Write a function readPDBfile('filename') that will read the atoms for a protein stored in a PDB file, whose name is provided as an input to the function (note that this name should be a string; i.e., specified in quotes). For this part, you should save your function in an m-file called readPDBfile.m. The function declaration should be
function [anum, aname, resno, coords] = readPDBfile(infile);
From the above declaration, you'll notice that your function should have four outputs. These output variables represent the following:
anum: An n×1 column vector with the serial number for each atom as integers
aname: An n×4 string array with the 4-letter atom uppercase name for each atom
resno: An n×1 vector with a residue sequence number for each atom as integers
coords: An n×3 matrix with xyz coordinates (in angstroms) for each atom as doubles In the above, 'n' stands for the number of atoms (or ATOM commands) in the .PDB file.

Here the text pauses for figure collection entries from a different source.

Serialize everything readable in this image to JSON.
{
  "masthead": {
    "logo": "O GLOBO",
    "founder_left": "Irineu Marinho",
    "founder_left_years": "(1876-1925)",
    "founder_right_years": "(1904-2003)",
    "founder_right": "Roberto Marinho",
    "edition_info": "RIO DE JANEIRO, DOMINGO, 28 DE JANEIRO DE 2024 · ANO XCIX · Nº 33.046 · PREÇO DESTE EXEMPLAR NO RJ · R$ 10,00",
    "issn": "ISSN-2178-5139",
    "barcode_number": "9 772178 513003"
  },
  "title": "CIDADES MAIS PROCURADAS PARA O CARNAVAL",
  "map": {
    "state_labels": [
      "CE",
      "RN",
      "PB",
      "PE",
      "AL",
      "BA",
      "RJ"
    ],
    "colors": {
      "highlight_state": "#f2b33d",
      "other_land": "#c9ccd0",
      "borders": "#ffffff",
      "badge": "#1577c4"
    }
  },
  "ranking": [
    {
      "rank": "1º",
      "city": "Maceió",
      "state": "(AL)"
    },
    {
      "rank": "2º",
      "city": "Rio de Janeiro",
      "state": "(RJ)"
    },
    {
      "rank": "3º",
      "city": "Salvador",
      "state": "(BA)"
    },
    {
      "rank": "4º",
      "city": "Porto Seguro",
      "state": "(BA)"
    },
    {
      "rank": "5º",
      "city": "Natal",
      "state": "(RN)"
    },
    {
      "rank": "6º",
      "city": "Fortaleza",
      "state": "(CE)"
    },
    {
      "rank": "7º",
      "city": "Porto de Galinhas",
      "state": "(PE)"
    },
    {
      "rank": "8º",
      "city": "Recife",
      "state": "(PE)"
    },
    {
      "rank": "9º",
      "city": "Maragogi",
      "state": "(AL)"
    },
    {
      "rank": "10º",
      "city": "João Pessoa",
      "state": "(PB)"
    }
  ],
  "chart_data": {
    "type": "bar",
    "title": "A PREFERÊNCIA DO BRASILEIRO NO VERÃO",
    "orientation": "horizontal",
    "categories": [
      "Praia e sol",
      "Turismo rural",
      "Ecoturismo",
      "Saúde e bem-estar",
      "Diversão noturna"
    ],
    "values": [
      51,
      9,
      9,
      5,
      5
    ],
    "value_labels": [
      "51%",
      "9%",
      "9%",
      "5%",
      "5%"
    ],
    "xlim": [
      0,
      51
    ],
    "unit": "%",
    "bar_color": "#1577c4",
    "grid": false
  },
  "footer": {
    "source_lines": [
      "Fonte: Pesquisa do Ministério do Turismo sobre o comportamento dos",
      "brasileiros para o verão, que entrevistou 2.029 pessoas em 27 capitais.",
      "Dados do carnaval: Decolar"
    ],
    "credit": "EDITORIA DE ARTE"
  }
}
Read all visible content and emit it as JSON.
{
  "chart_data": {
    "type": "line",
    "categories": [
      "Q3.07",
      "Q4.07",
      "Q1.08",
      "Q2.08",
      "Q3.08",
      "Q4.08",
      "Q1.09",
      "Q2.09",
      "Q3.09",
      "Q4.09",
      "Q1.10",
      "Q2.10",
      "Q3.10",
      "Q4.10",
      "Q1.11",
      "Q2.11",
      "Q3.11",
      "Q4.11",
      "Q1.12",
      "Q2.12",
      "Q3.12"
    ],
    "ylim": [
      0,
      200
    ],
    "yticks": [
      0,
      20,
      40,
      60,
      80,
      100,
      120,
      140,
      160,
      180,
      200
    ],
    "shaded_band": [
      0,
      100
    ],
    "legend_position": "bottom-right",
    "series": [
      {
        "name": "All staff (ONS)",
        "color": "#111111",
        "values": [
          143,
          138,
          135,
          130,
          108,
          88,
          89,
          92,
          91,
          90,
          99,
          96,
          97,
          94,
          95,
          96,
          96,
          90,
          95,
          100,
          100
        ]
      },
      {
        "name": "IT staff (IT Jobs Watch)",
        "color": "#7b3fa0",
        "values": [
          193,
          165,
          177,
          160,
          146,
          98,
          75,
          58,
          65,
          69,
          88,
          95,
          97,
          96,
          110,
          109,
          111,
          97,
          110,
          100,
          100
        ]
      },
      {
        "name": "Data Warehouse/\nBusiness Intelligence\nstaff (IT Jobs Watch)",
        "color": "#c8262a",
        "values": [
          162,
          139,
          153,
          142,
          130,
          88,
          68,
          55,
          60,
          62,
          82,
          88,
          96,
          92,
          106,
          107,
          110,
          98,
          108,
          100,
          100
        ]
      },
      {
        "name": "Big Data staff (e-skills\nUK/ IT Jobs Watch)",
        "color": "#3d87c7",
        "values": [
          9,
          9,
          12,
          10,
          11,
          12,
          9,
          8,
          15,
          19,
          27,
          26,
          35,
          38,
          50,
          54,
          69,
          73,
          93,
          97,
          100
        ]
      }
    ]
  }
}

What to submit: Your m-file containing code for the readPDBfile function. I will run and test this on real data, so test and make sure your function works (i.e., by calling this function on the two provided PDB files, and making sure your output looks fine). In other words, for this part, once you've written your readPDBfile() function, you would call it from the command line as follows:
>> [anum, aname, resno, coords] = readPDBfile('1GFL-pdb.txt');
and
>> [anum, aname, resno, coords] = readPDBfile('7HVP-pdb.txt');
For each case, you should visually inspect the output variables (double-click on the variables in the MATLAB Workspace window), and make sure that the values for these variables are the same as the ones stored in the respective PDB files.
Note: For the above two lines to work, the provided PDB files must be in the same folder as your readPDBfile.m MATLAB m-file. Alternatively, you could provide the full path to the PDB file when calling the function; e.g., readPDBfile('e:/code/data/a7/1GFL-pdb.txt');
Note: You can double-click to open and manually inspect the PDB files.